I previously wrote about how to use BigQuery to analyse Ethereum datasets. This is quick and easy for datasets that already have event tables thanks to the hard work of the Blockchain BigQuery team, but what if you want to analyse events that aren’t already broken out into their own tables? There is a global event table, bigquery-public-data.crypto_ethereum.logs
, but event data is in its raw format there - not easy to query on.
Fortunately, thanks to BigQuery’s support for user-defined functions, it’s possible to generate your own event tables that are functionally identical to the ‘official’ ones. Here’s how.
The logs
table is huge - over 2 billion rows and 1TB in size - and if you simply query it directly you’re going to end up paying a lot in BigQuery data charges, particularly if you’re extracting data on multiple events from a single contract, or testing things out. A sensible first step is to extract the event data you care about to a smaller working table. Run the following query, substituting the address of the contract you want to work with and a table name that works for you:
CREATE OR REPLACE TABLE `ens-manager.token.token_events` AS
SELECT
*
FROM
`bigquery-public-data.crypto_ethereum.logs`
WHERE
address = "0xc18360217d8f7ab5e7c516566761ea12ce7f9d72";
Next, we’re going to need some user-defined functions for doing crucial event processing data:
CREATE OR REPLACE FUNCTION `ens-manager.token.get_topic_hash`(abispec STRING) RETURNS STRING LANGUAGE js
OPTIONS (library=["https://storage.googleapis.com/ens-manager.appspot.com/ethers-abi.js"]) AS R"""
return abi.Interface.getEventTopic(abi.EventFragment.fromString(abispec));
""";
CREATE OR REPLACE FUNCTION `ens-manager.token.decode_log`(abispec STRING, data STRING, topics ARRAY<STRING>) RETURNS ARRAY<STRING> LANGUAGE js
OPTIONS (library=["https://storage.googleapis.com/ens-manager.appspot.com/ethers-abi.js"]) AS R"""
var iface = new abi.Interface(["event " + abispec]);
return iface.decodeEventLog(iface.fragments[0], data, topics);
""";
Both of these functions rely on a version of ethers.js that has been built to run as a self-contained JavaScript dependency. The resource is public, so feel free to use it here - no need to host it yourself.
get_topic_hash
takes an ABI specification such as Transfer(address indexed from, address indexed to, uint256 value)

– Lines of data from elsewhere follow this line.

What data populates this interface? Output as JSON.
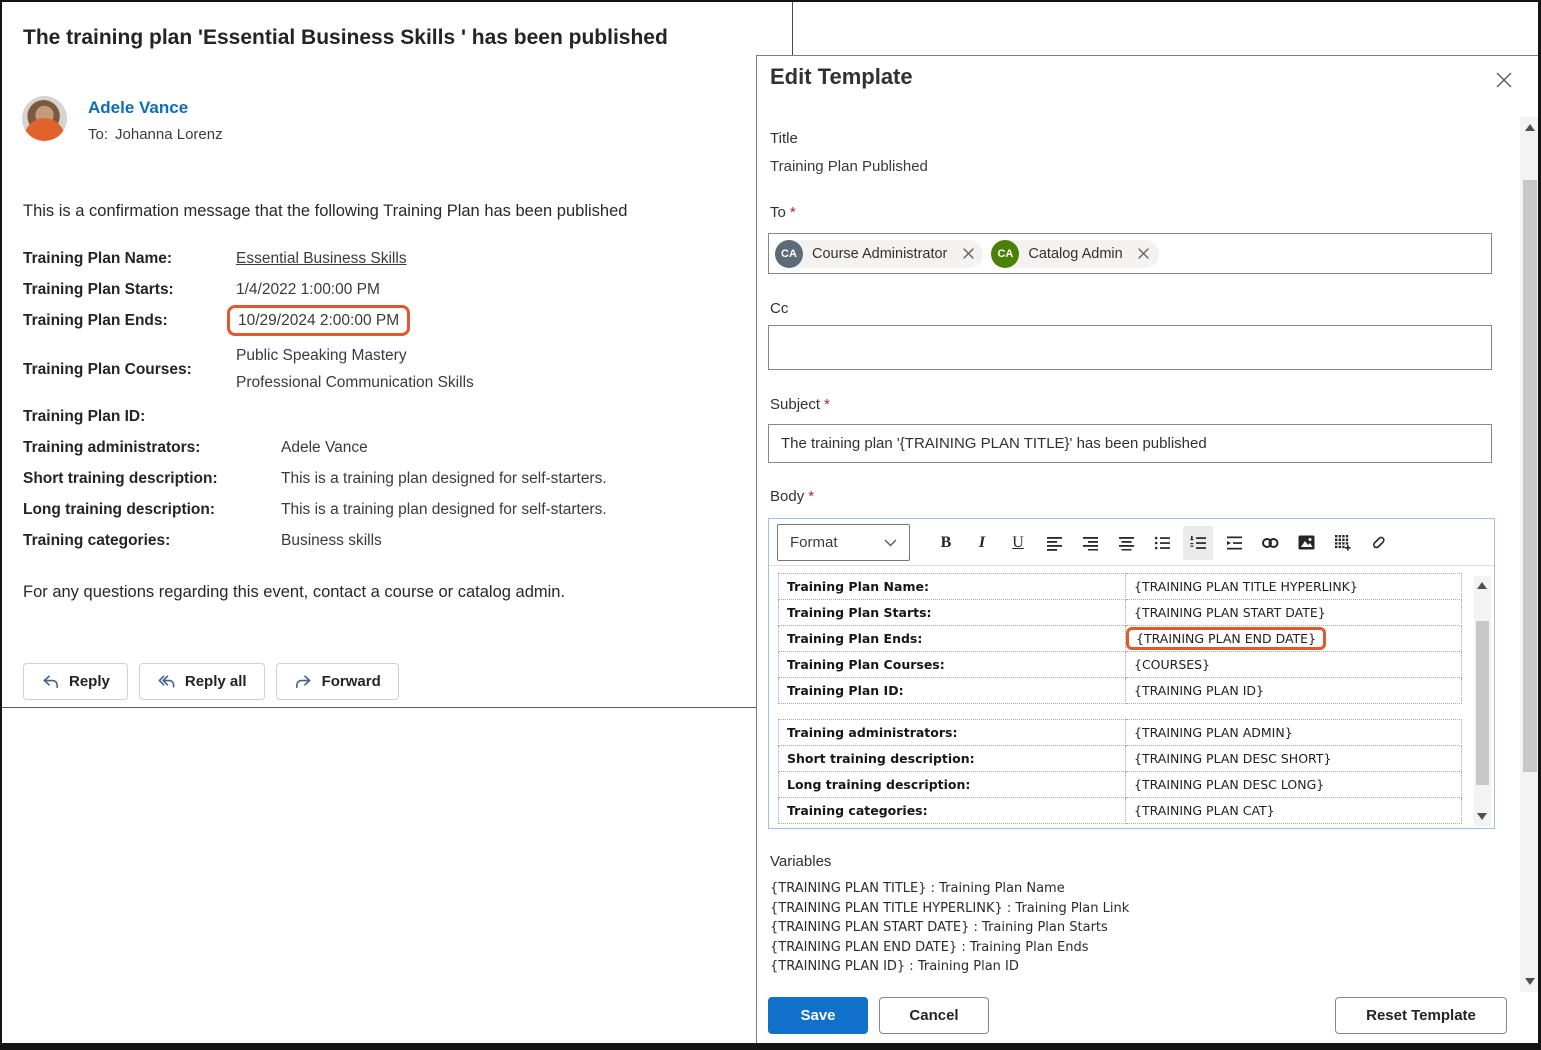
{
  "email": {
    "title": "The training plan 'Essential Business Skills ' has been published",
    "sender_name": "Adele Vance",
    "to_prefix": "To:",
    "recipient": "Johanna Lorenz",
    "intro": "This is a confirmation message that the following Training Plan has been published",
    "fields": [
      {
        "label": "Training Plan Name:",
        "value": "Essential Business Skills"
      },
      {
        "label": "Training Plan Starts:",
        "value": "1/4/2022 1:00:00 PM"
      },
      {
        "label": "Training Plan Ends:",
        "value": "10/29/2024 2:00:00 PM"
      },
      {
        "label": "Training Plan Courses:",
        "value": "Public Speaking Mastery",
        "value2": "Professional Communication Skills"
      },
      {
        "label": "Training Plan ID:",
        "value": ""
      },
      {
        "label": "Training administrators:",
        "value": "Adele Vance"
      },
      {
        "label": "Short training description:",
        "value": "This is a training plan designed for self-starters."
      },
      {
        "label": "Long training description:",
        "value": "This is a training plan designed for self-starters."
      },
      {
        "label": "Training categories:",
        "value": "Business skills"
      }
    ],
    "footer": "For any questions regarding this event, contact a course or catalog admin.",
    "actions": {
      "reply": "Reply",
      "reply_all": "Reply all",
      "forward": "Forward"
    }
  },
  "panel": {
    "header": "Edit Template",
    "required_marker": "*",
    "title_label": "Title",
    "title_value": "Training Plan Published",
    "to_label": "To",
    "to_chips": [
      {
        "initials": "CA",
        "name": "Course Administrator",
        "color": "#5d6b76"
      },
      {
        "initials": "CA",
        "name": "Catalog Admin",
        "color": "#498205"
      }
    ],
    "cc_label": "Cc",
    "cc_value": "",
    "subject_label": "Subject",
    "subject_value": "The training plan '{TRAINING PLAN TITLE}' has been published",
    "body_label": "Body",
    "toolbar": {
      "format_label": "Format",
      "bold": "B",
      "italic": "I",
      "underline": "U"
    },
    "body_table_1": [
      {
        "label": "Training Plan Name:",
        "value": "{TRAINING PLAN TITLE HYPERLINK}"
      },
      {
        "label": "Training Plan Starts:",
        "value": "{TRAINING PLAN START DATE}"
      },
      {
        "label": "Training Plan Ends:",
        "value": "{TRAINING PLAN END DATE}"
      },
      {
        "label": "Training Plan Courses:",
        "value": "{COURSES}"
      },
      {
        "label": "Training Plan ID:",
        "value": "{TRAINING PLAN ID}"
      }
    ],
    "body_table_2": [
      {
        "label": "Training administrators:",
        "value": "{TRAINING PLAN ADMIN}"
      },
      {
        "label": "Short training description:",
        "value": "{TRAINING PLAN DESC SHORT}"
      },
      {
        "label": "Long training description:",
        "value": "{TRAINING PLAN DESC LONG}"
      },
      {
        "label": "Training categories:",
        "value": "{TRAINING PLAN CAT}"
      }
    ],
    "variables_label": "Variables",
    "variables": [
      "{TRAINING PLAN TITLE} : Training Plan Name",
      "{TRAINING PLAN TITLE HYPERLINK} : Training Plan Link",
      "{TRAINING PLAN START DATE} : Training Plan Starts",
      "{TRAINING PLAN END DATE} : Training Plan Ends",
      "{TRAINING PLAN ID} : Training Plan ID"
    ],
    "buttons": {
      "save": "Save",
      "cancel": "Cancel",
      "reset": "Reset Template"
    },
    "colors": {
      "accent": "#0f6cbd",
      "highlight": "#e2572b",
      "chip_gray": "#5d6b76",
      "chip_green": "#498205"
    }
  }
}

and calculates the 256 bit topic hash for it, which we can then use to filter out the rows we care about from our logs table.
decode_log
takes an ABI specification in the same format, and uses it to decode an event log from data and topics fields, returning an array of decoded fields.
Finally, we’ll write a table function that uses our other two functions to dynamically generate a table with the events we care about:
CREATE OR REPLACE TABLE FUNCTION `ens-manager.token.decoded_logs`(event STRING) AS (
SELECT
transaction_hash,
block_number,
block_timestamp,
block_hash,
log_index,
`ens-manager.token.decode_log`(event, data, topics) AS event,
FROM
`ens-manager.token.token_events`
WHERE
topics[SAFE_OFFSET(0)] = `ens-manager.token.get_topic_hash`(event)
);
These three functions are persistent and independent of the logs you’re decoding - so you can define them once and reuse them everywhere.

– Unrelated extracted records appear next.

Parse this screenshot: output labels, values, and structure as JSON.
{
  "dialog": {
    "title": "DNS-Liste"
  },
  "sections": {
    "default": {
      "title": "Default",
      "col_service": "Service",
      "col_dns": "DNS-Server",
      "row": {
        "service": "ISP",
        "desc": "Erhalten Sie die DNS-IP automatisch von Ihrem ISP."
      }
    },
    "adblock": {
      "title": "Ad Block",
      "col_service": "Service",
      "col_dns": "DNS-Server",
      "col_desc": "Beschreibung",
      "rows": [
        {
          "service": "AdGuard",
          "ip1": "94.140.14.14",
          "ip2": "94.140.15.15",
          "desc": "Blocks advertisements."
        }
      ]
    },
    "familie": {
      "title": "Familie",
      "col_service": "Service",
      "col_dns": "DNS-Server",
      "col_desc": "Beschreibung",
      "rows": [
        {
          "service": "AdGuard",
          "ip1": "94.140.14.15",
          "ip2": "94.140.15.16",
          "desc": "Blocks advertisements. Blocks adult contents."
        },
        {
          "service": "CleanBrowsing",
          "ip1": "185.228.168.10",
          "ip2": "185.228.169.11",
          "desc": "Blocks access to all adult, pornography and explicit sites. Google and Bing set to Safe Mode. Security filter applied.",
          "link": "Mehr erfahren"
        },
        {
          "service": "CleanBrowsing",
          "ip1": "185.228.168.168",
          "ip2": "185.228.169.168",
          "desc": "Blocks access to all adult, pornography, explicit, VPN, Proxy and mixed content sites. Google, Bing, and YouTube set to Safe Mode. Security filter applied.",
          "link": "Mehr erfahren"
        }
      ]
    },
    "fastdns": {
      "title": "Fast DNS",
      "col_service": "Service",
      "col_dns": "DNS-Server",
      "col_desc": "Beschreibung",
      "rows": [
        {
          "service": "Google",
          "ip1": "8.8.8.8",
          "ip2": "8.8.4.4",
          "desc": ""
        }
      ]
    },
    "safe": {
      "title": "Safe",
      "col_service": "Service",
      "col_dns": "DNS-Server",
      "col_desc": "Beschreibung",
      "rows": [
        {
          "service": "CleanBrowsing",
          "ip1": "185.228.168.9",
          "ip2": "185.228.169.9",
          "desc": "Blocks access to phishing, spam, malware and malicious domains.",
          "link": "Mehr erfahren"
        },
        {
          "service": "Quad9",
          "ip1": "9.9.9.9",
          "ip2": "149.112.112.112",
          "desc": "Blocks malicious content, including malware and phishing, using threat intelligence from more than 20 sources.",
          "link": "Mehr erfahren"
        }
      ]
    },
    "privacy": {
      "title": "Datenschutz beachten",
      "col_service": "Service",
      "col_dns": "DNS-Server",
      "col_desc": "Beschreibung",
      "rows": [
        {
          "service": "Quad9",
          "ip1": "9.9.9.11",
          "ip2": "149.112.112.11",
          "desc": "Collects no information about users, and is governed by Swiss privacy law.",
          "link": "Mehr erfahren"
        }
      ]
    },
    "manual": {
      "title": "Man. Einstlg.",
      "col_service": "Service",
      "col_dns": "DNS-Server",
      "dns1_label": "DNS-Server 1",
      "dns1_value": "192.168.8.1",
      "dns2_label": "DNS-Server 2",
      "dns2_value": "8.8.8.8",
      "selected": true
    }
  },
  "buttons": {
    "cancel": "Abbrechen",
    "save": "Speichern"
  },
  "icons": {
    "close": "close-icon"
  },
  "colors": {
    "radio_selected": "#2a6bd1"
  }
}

Now we have the prerequisites in place, we can finally build the table of events we want. We can simply query decoded_logs
, and rename and cast the fields we care about. Here’s an example of decoding a Transfer
event:
CREATE OR REPLACE TABLE `ens-manager.token.event_Transfer` AS
SELECT
transaction_hash,
block_number,
block_timestamp,
block_hash,
log_index,
event[OFFSET(0)] AS `from`,
event[OFFSET(1)] AS `to`,
CAST(event[OFFSET(2)] AS bignumeric) / 1e18 AS value
FROM
`ens-manager.token.decoded_logs`("Transfer(address indexed from, address indexed to, uint256 value)");
Note how decoded_logs
outputs the event fields as an array in the order they’re specified in the ABI; they’re all output as strings, so we have to cast each element to its correct data type, and alias it as appropriate.
Assuming you want to do this persistently, you can simply define the functions once, then create a script that executes the first extraction query, followed by the decoded event table queries, and use BigQuery’s support for scheduled execution to run it on a regular basis, such as daily.